For a sense of how this might play out, look no further than Rick Santorum. In his voting record, Santorum was actually a run-of-the-mill GOP senator, only moderately to the right of his caucus' middle. His distinctiveness came from his willingness to run as who he was, rather than as a fake moderate. The result? Despite spending more than any senator not named Clinton, Santorum lost by a staggering 18 points. One has to go back 26 years to find a Senate incumbent thrown out by a similar margin.

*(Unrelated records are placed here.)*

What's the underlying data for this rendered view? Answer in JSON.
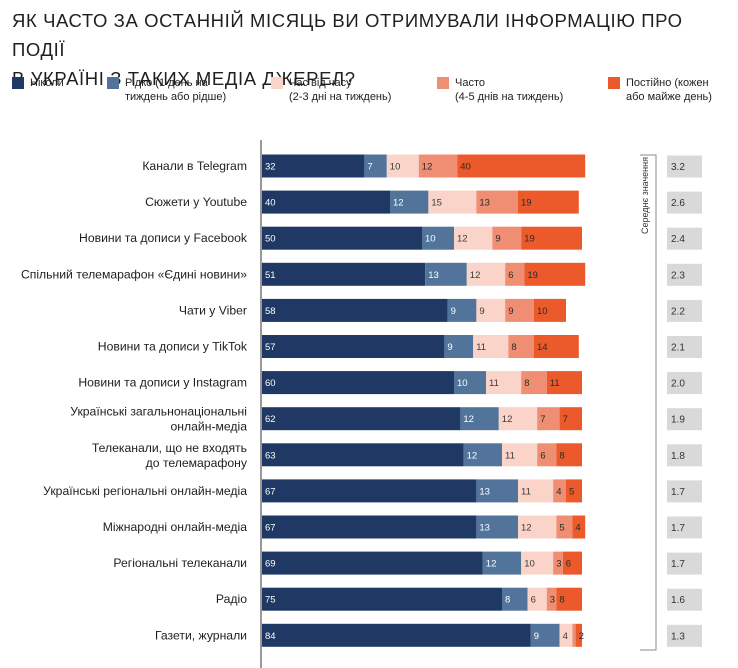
{
  "title": {
    "line1": "ЯК ЧАСТО ЗА ОСТАННІЙ МІСЯЦЬ ВИ ОТРИМУВАЛИ ІНФОРМАЦІЮ ПРО ПОДІЇ",
    "line2": "В УКРАЇНІ З ТАКИХ МЕДІА ДЖЕРЕЛ?"
  },
  "legend": [
    {
      "line1": "Ніколи",
      "line2": "",
      "color": "#1f3864"
    },
    {
      "line1": "Рідко (1 день на",
      "line2": "тиждень або рідше)",
      "color": "#52749b"
    },
    {
      "line1": "Час від часу",
      "line2": "(2-3 дні на тиждень)",
      "color": "#fad4c8"
    },
    {
      "line1": "Часто",
      "line2": "(4-5 днів на тиждень)",
      "color": "#f08e73"
    },
    {
      "line1": "Постійно (кожен",
      "line2": "або майже день)",
      "color": "#ec5a2b"
    }
  ],
  "chart_data": {
    "type": "bar",
    "orientation": "horizontal",
    "stacked": true,
    "title": "ЯК ЧАСТО ЗА ОСТАННІЙ МІСЯЦЬ ВИ ОТРИМУВАЛИ ІНФОРМАЦІЮ ПРО ПОДІЇ В УКРАЇНІ З ТАКИХ МЕДІА ДЖЕРЕЛ?",
    "xlim": [
      0,
      100
    ],
    "categories": [
      [
        "Канали в Telegram"
      ],
      [
        "Сюжети у Youtube"
      ],
      [
        "Новини та дописи у Facebook"
      ],
      [
        "Спільний телемарафон «Єдині новини»"
      ],
      [
        "Чати у Viber"
      ],
      [
        "Новини та дописи у TikTok"
      ],
      [
        "Новини та дописи у Instagram"
      ],
      [
        "Українські загальнонаціональні",
        "онлайн-медіа"
      ],
      [
        "Телеканали, що не входять",
        "до телемарафону"
      ],
      [
        "Українські регіональні онлайн-медіа"
      ],
      [
        "Міжнародні онлайн-медіа"
      ],
      [
        "Регіональні телеканали"
      ],
      [
        "Радіо"
      ],
      [
        "Газети, журнали"
      ]
    ],
    "series": [
      {
        "name": "Ніколи",
        "color": "#1f3864",
        "values": [
          32,
          40,
          50,
          51,
          58,
          57,
          60,
          62,
          63,
          67,
          67,
          69,
          75,
          84
        ]
      },
      {
        "name": "Рідко (1 день на тиждень або рідше)",
        "color": "#52749b",
        "values": [
          7,
          12,
          10,
          13,
          9,
          9,
          10,
          12,
          12,
          13,
          13,
          12,
          8,
          9
        ]
      },
      {
        "name": "Час від часу (2-3 дні на тиждень)",
        "color": "#fad4c8",
        "values": [
          10,
          15,
          12,
          12,
          9,
          11,
          11,
          12,
          11,
          11,
          12,
          10,
          6,
          4
        ]
      },
      {
        "name": "Часто (4-5 днів на тиждень)",
        "color": "#f08e73",
        "values": [
          12,
          13,
          9,
          6,
          9,
          8,
          8,
          7,
          6,
          4,
          5,
          3,
          3,
          1
        ]
      },
      {
        "name": "Постійно (кожен або майже день)",
        "color": "#ec5a2b",
        "values": [
          40,
          19,
          19,
          19,
          10,
          14,
          11,
          7,
          8,
          5,
          4,
          6,
          8,
          2
        ]
      }
    ],
    "mean_label": "Середнє значення",
    "mean_values": [
      "3.2",
      "2.6",
      "2.4",
      "2.3",
      "2.2",
      "2.1",
      "2.0",
      "1.9",
      "1.8",
      "1.7",
      "1.7",
      "1.7",
      "1.6",
      "1.3"
    ]
  }
}
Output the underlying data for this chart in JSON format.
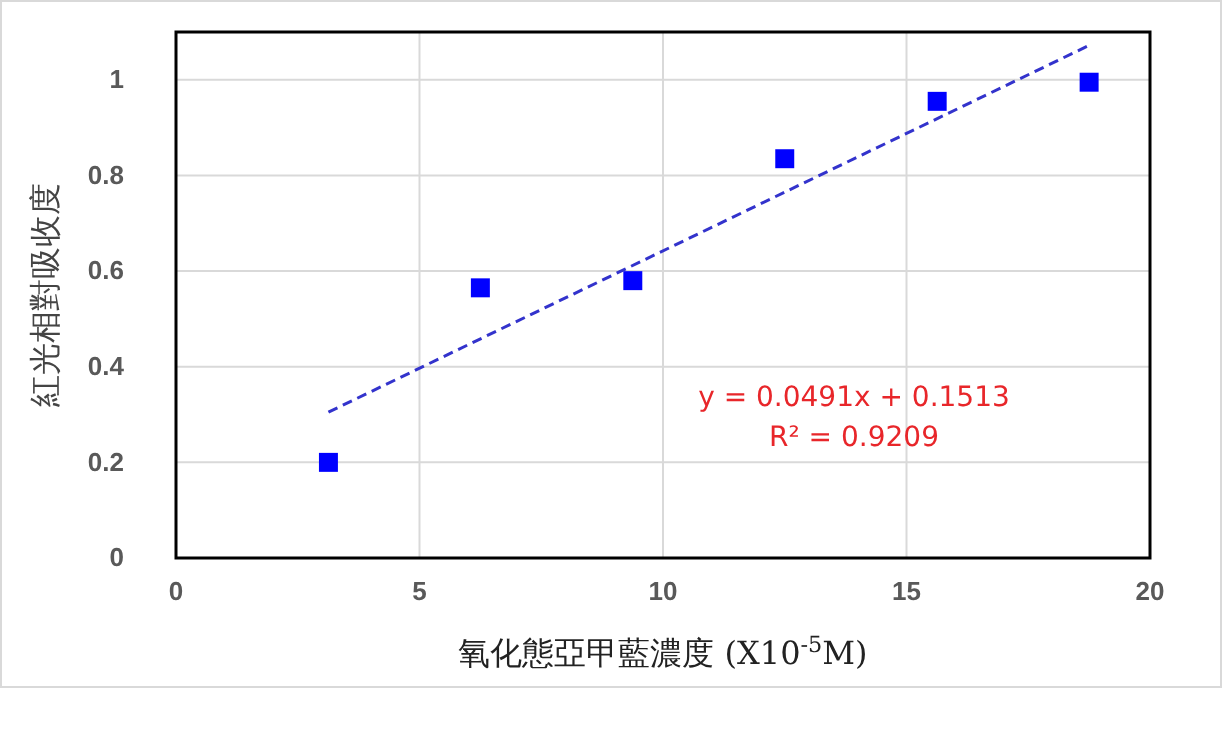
{
  "chart_data": {
    "type": "scatter",
    "xlabel": "氧化態亞甲藍濃度 (X10$^{-5}$M)",
    "ylabel": "紅光相對吸收度",
    "xlim": [
      0,
      20
    ],
    "xticks": [
      0,
      5,
      10,
      15,
      20
    ],
    "ylim": [
      0,
      1.1
    ],
    "yticks": [
      0,
      0.2,
      0.4,
      0.6,
      0.8,
      1
    ],
    "grid": true,
    "series": [
      {
        "color": "#0000ff",
        "marker": "square",
        "x": [
          3.13,
          6.25,
          9.38,
          12.5,
          15.63,
          18.75
        ],
        "values": [
          0.2,
          0.565,
          0.58,
          0.835,
          0.955,
          0.995
        ]
      },
      {
        "type": "line",
        "color": "#3333cc",
        "line_style": "dashed",
        "marker": "none",
        "x": [
          3.13,
          18.75
        ],
        "values": [
          0.305,
          1.072
        ]
      }
    ],
    "annotations": [
      "y = 0.0491x + 0.1513",
      "R² = 0.9209"
    ]
  }
}
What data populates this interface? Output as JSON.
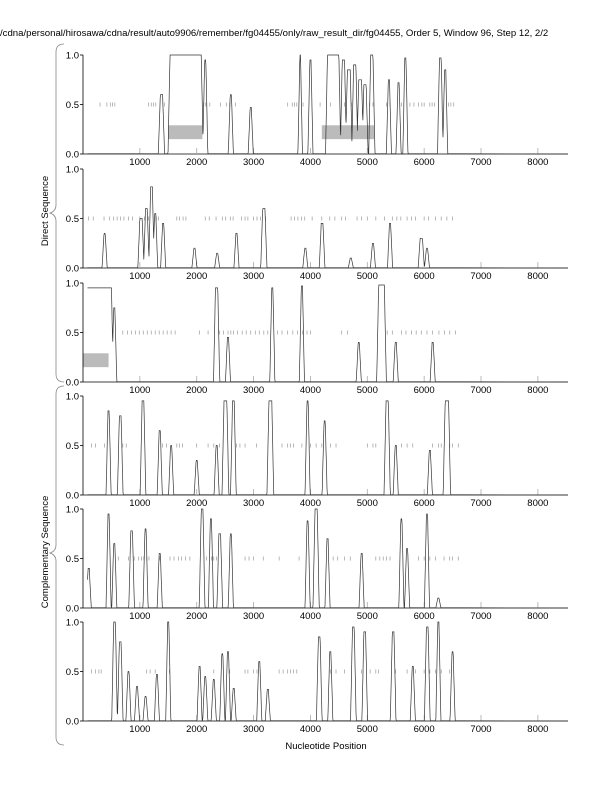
{
  "chart_data": {
    "type": "line",
    "title": "/cdna/personal/hirosawa/cdna/result/auto9906/remember/fg04455/only/raw_result_dir/fg04455, Order 5, Window 96, Step 12, 2/2",
    "xlabel": "Nucleotide Position",
    "group_labels": [
      "Direct Sequence",
      "Complementary Sequence"
    ],
    "xlim": [
      0,
      8530
    ],
    "ylim": [
      0,
      1
    ],
    "xticks": [
      1000,
      2000,
      3000,
      4000,
      5000,
      6000,
      7000,
      8000
    ],
    "xtick_labels": [
      "1000",
      "2000",
      "3000",
      "4000",
      "5000",
      "6000",
      "7000",
      "8000"
    ],
    "yticks": [
      0,
      0.5,
      1
    ],
    "ytick_labels": [
      "0.0",
      "0.5",
      "1.0"
    ],
    "panels": [
      {
        "name": "direct-frame-1",
        "peaks": [
          [
            1360,
            1400,
            0.6
          ],
          [
            1530,
            2080,
            1.0
          ],
          [
            2140,
            2160,
            0.95
          ],
          [
            2590,
            2610,
            0.6
          ],
          [
            2940,
            2960,
            0.47
          ],
          [
            3815,
            3825,
            1.0
          ],
          [
            3990,
            4010,
            0.95
          ],
          [
            4300,
            4500,
            1.0
          ],
          [
            4560,
            4600,
            0.95
          ],
          [
            4650,
            4700,
            0.85
          ],
          [
            4760,
            4800,
            0.9
          ],
          [
            4850,
            4900,
            0.75
          ],
          [
            4940,
            4980,
            0.7
          ],
          [
            5060,
            5100,
            1.0
          ],
          [
            5370,
            5390,
            0.75
          ],
          [
            5540,
            5560,
            0.72
          ],
          [
            5660,
            5680,
            0.97
          ],
          [
            6270,
            6300,
            0.97
          ],
          [
            6360,
            6380,
            0.85
          ]
        ],
        "ticks": [
          300,
          420,
          480,
          520,
          560,
          1150,
          1200,
          1240,
          1280,
          1430,
          2120,
          2160,
          2230,
          2420,
          2520,
          2580,
          2680,
          3600,
          3680,
          3720,
          3760,
          3870,
          4170,
          4350,
          4600,
          4720,
          5040,
          5100,
          5340,
          5400,
          5600,
          5750,
          5820,
          5900,
          5960,
          6000,
          6100,
          6140,
          6180,
          6430,
          6470,
          6520
        ],
        "regions": [
          [
            1500,
            2100
          ],
          [
            4200,
            5120
          ]
        ]
      },
      {
        "name": "direct-frame-2",
        "peaks": [
          [
            370,
            390,
            0.35
          ],
          [
            1000,
            1040,
            0.5
          ],
          [
            1100,
            1130,
            0.6
          ],
          [
            1190,
            1220,
            0.82
          ],
          [
            1260,
            1280,
            0.55
          ],
          [
            1400,
            1420,
            0.45
          ],
          [
            1950,
            1970,
            0.2
          ],
          [
            2350,
            2370,
            0.15
          ],
          [
            2690,
            2710,
            0.35
          ],
          [
            3160,
            3200,
            0.6
          ],
          [
            3900,
            3920,
            0.2
          ],
          [
            4190,
            4220,
            0.45
          ],
          [
            4700,
            4720,
            0.1
          ],
          [
            5090,
            5110,
            0.25
          ],
          [
            5390,
            5410,
            0.45
          ],
          [
            5930,
            5970,
            0.3
          ],
          [
            6040,
            6060,
            0.2
          ]
        ],
        "ticks": [
          100,
          180,
          370,
          470,
          540,
          600,
          660,
          720,
          800,
          870,
          1000,
          1080,
          1150,
          1290,
          1330,
          1650,
          1700,
          1760,
          1810,
          2150,
          2220,
          2340,
          2450,
          2510,
          2590,
          2640,
          2790,
          2850,
          2900,
          3000,
          3060,
          3120,
          3210,
          3660,
          3720,
          3780,
          3840,
          3900,
          4030,
          4200,
          4340,
          4430,
          4550,
          4620,
          4820,
          4900,
          5000,
          5150,
          5300,
          5440,
          5520,
          5590,
          5700,
          5780,
          5850,
          6000,
          6080,
          6200,
          6300,
          6400,
          6500
        ],
        "regions": []
      },
      {
        "name": "direct-frame-3",
        "peaks": [
          [
            40,
            500,
            0.95
          ],
          [
            540,
            560,
            0.75
          ],
          [
            2330,
            2370,
            0.95
          ],
          [
            2540,
            2560,
            0.45
          ],
          [
            3320,
            3340,
            0.95
          ],
          [
            3840,
            3860,
            0.97
          ],
          [
            4840,
            4860,
            0.4
          ],
          [
            5200,
            5300,
            0.98
          ],
          [
            5490,
            5510,
            0.4
          ],
          [
            6140,
            6160,
            0.4
          ]
        ],
        "ticks": [
          700,
          780,
          850,
          920,
          990,
          1060,
          1130,
          1200,
          1270,
          1340,
          1410,
          1480,
          1550,
          1620,
          2050,
          2200,
          2400,
          2470,
          2550,
          2600,
          2650,
          2720,
          2800,
          2870,
          2950,
          3030,
          3100,
          3180,
          3250,
          3420,
          3500,
          3600,
          3690,
          3770,
          3860,
          3940,
          4000,
          4550,
          4650,
          5350,
          5440,
          5600,
          5680,
          5780,
          5860,
          5950,
          6050,
          6150,
          6260,
          6360,
          6450,
          6550
        ],
        "regions": [
          [
            0,
            450
          ]
        ]
      },
      {
        "name": "complementary-frame-1",
        "peaks": [
          [
            440,
            460,
            0.85
          ],
          [
            640,
            670,
            0.8
          ],
          [
            1040,
            1070,
            0.95
          ],
          [
            1340,
            1360,
            0.65
          ],
          [
            1540,
            1560,
            0.5
          ],
          [
            1990,
            2010,
            0.35
          ],
          [
            2340,
            2360,
            0.5
          ],
          [
            2480,
            2530,
            0.95
          ],
          [
            2630,
            2660,
            0.95
          ],
          [
            3270,
            3320,
            0.95
          ],
          [
            3940,
            3960,
            0.95
          ],
          [
            4240,
            4260,
            0.75
          ],
          [
            5330,
            5370,
            0.95
          ],
          [
            5490,
            5510,
            0.5
          ],
          [
            6090,
            6110,
            0.45
          ],
          [
            6370,
            6430,
            0.95
          ]
        ],
        "ticks": [
          150,
          220,
          380,
          700,
          760,
          1400,
          1470,
          1650,
          1700,
          1750,
          2000,
          2200,
          2300,
          2400,
          2700,
          2760,
          2850,
          3050,
          3500,
          3600,
          3650,
          3700,
          3850,
          4000,
          4100,
          4200,
          4350,
          4450,
          5000,
          5100,
          5150,
          5600,
          5700,
          5800,
          6150,
          6250,
          6300,
          6450,
          6500,
          6600
        ],
        "regions": []
      },
      {
        "name": "complementary-frame-2",
        "peaks": [
          [
            90,
            110,
            0.4
          ],
          [
            440,
            460,
            0.95
          ],
          [
            540,
            560,
            0.65
          ],
          [
            840,
            870,
            0.78
          ],
          [
            1090,
            1110,
            0.8
          ],
          [
            1340,
            1360,
            0.55
          ],
          [
            2080,
            2110,
            1.0
          ],
          [
            2240,
            2260,
            0.9
          ],
          [
            2390,
            2420,
            0.75
          ],
          [
            2590,
            2610,
            0.75
          ],
          [
            3940,
            3960,
            0.88
          ],
          [
            4080,
            4120,
            1.0
          ],
          [
            4290,
            4310,
            0.7
          ],
          [
            4890,
            4910,
            0.55
          ],
          [
            5590,
            5610,
            0.9
          ],
          [
            5690,
            5710,
            0.6
          ],
          [
            6040,
            6060,
            0.95
          ],
          [
            6240,
            6260,
            0.1
          ]
        ],
        "ticks": [
          620,
          800,
          900,
          980,
          1030,
          1070,
          1120,
          1160,
          1350,
          1530,
          1600,
          1680,
          1730,
          1800,
          1880,
          2170,
          2260,
          2300,
          2350,
          2850,
          2920,
          3000,
          3170,
          3450,
          3800,
          4400,
          4480,
          4600,
          4700,
          5150,
          5220,
          5280,
          5340,
          5400,
          5900,
          6000,
          6100,
          6200,
          6350,
          6450,
          6500,
          6600
        ],
        "regions": []
      },
      {
        "name": "complementary-frame-3",
        "peaks": [
          [
            540,
            570,
            1.0
          ],
          [
            640,
            670,
            0.8
          ],
          [
            790,
            810,
            0.5
          ],
          [
            940,
            960,
            0.35
          ],
          [
            1090,
            1110,
            0.25
          ],
          [
            1290,
            1310,
            0.47
          ],
          [
            1490,
            1510,
            1.0
          ],
          [
            2040,
            2060,
            0.55
          ],
          [
            2140,
            2160,
            0.45
          ],
          [
            2290,
            2310,
            0.42
          ],
          [
            2440,
            2460,
            0.68
          ],
          [
            2540,
            2560,
            0.7
          ],
          [
            2640,
            2660,
            0.33
          ],
          [
            3090,
            3110,
            0.6
          ],
          [
            3240,
            3260,
            0.32
          ],
          [
            4140,
            4170,
            0.85
          ],
          [
            4340,
            4360,
            0.7
          ],
          [
            4740,
            4770,
            0.95
          ],
          [
            4940,
            4970,
            0.9
          ],
          [
            5440,
            5470,
            0.9
          ],
          [
            5790,
            5810,
            0.55
          ],
          [
            6040,
            6070,
            0.95
          ],
          [
            6240,
            6260,
            1.0
          ],
          [
            6490,
            6510,
            0.7
          ]
        ],
        "ticks": [
          150,
          220,
          280,
          320,
          1120,
          1180,
          1270,
          1520,
          2300,
          2580,
          2850,
          2900,
          3000,
          3060,
          3450,
          3520,
          3600,
          3650,
          3700,
          3760,
          4350,
          4450,
          4600,
          4900,
          5050,
          5150,
          5200,
          5500,
          5700,
          5850,
          6000,
          6100,
          6200,
          6300,
          6450
        ],
        "regions": []
      }
    ]
  }
}
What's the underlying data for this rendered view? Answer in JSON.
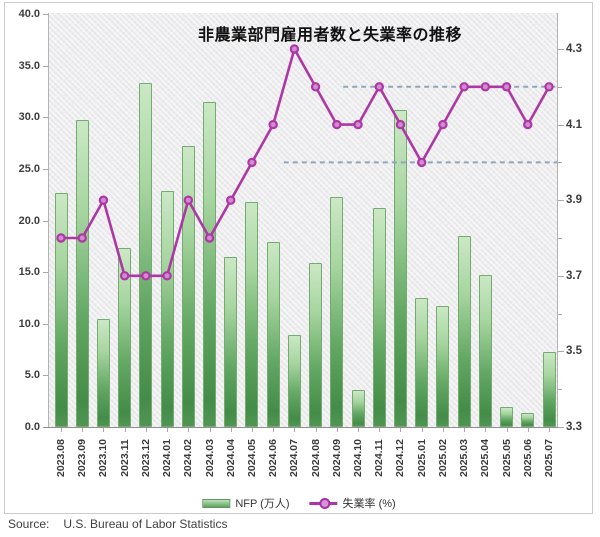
{
  "title": "非農業部門雇用者数と失業率の推移",
  "source": {
    "label": "Source:",
    "text": "U.S. Bureau of Labor Statistics"
  },
  "legend": {
    "bars_label": "NFP (万人)",
    "line_label": "失業率 (%)"
  },
  "colors": {
    "bar_fill_light": "#cbe8c5",
    "bar_fill_dark": "#448c49",
    "bar_border": "#74ab71",
    "line": "#ae37a6",
    "marker_fill": "#d08bd1",
    "reference_dashed": "#8fa6ba",
    "plot_background": "#ececee"
  },
  "chart_data": {
    "type": "bar+line combo",
    "title": "非農業部門雇用者数と失業率の推移",
    "categories": [
      "2023.08",
      "2023.09",
      "2023.10",
      "2023.11",
      "2023.12",
      "2024.01",
      "2024.02",
      "2024.03",
      "2024.04",
      "2024.05",
      "2024.06",
      "2024.07",
      "2024.08",
      "2024.09",
      "2024.10",
      "2024.11",
      "2024.12",
      "2025.01",
      "2025.02",
      "2025.03",
      "2025.04",
      "2025.05",
      "2025.06",
      "2025.07"
    ],
    "series": [
      {
        "name": "NFP (万人)",
        "type": "bar",
        "axis": "left",
        "values": [
          22.7,
          29.7,
          10.5,
          17.3,
          33.3,
          22.9,
          27.2,
          31.5,
          16.5,
          21.8,
          17.9,
          8.9,
          15.9,
          22.3,
          3.6,
          21.2,
          30.7,
          12.5,
          11.7,
          18.5,
          14.7,
          1.9,
          1.4,
          7.3
        ]
      },
      {
        "name": "失業率 (%)",
        "type": "line",
        "axis": "right",
        "values": [
          3.8,
          3.8,
          3.9,
          3.7,
          3.7,
          3.7,
          3.9,
          3.8,
          3.9,
          4.0,
          4.1,
          4.3,
          4.2,
          4.1,
          4.1,
          4.2,
          4.1,
          4.0,
          4.1,
          4.2,
          4.2,
          4.2,
          4.1,
          4.2
        ]
      }
    ],
    "left_axis": {
      "min": 0,
      "max": 40,
      "tick_step": 5,
      "tick_labels": [
        "0.0",
        "5.0",
        "10.0",
        "15.0",
        "20.0",
        "25.0",
        "30.0",
        "35.0",
        "40.0"
      ]
    },
    "right_axis": {
      "min": 3.3,
      "max": 4.3,
      "minor_step": 0.1,
      "tick_labels": [
        "3.3",
        "3.5",
        "3.7",
        "3.9",
        "4.1",
        "4.3"
      ]
    },
    "reference_lines": [
      {
        "value": 4.2,
        "start_index": 13.3
      },
      {
        "value": 4.0,
        "start_index": 10.5
      }
    ],
    "grid": "off",
    "legend_position": "bottom-center"
  }
}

It goes without saying that the Republican powers that be are very, very interested in keeping things the way they've been for the last six years-- reactionary ideologues in power, a media that portrays them as centrist, and a misinformed public. And this post from the Prospect strikes me as entirely too plausible (and is also highly recommended):

It goes a little something like this (hit it): Democrats take over Congress in 2007. Bush begins a troop increase, allegedly in the name of bringing the war to a desirable conclusion. It has all sorts of anticipated ill effects: increased deaths, increased chaos, mounting strain on the military. Bush demonstrates no willingness to back down. Increasingly, liberal anti-war legislators in safely blue precincts calculate that the only way they can stop the war is to stop funding it. When other Democrats in the House and the Senate start equivocating on a funding cut-off, liberal activists start recruiting primary challengers who endorse the plan. Bush comes out swinging: "If they really want to end the war," he says again and again, "they should show where they stand and vote against funding the war." Karl Rove's plan is a simple one: facing a rising popular tide against the war in general, he needs to force the opposition into an antiwar position that isn't popular in particular -- like cutting off funding while the troops are in the field.

Of special interest is a link within the post to another TNR article from October, which looks at the obsession righties have with Vietnam-- just as Bush and McCain (and Lieberman) get ready to go the Vietnam route with Iraq.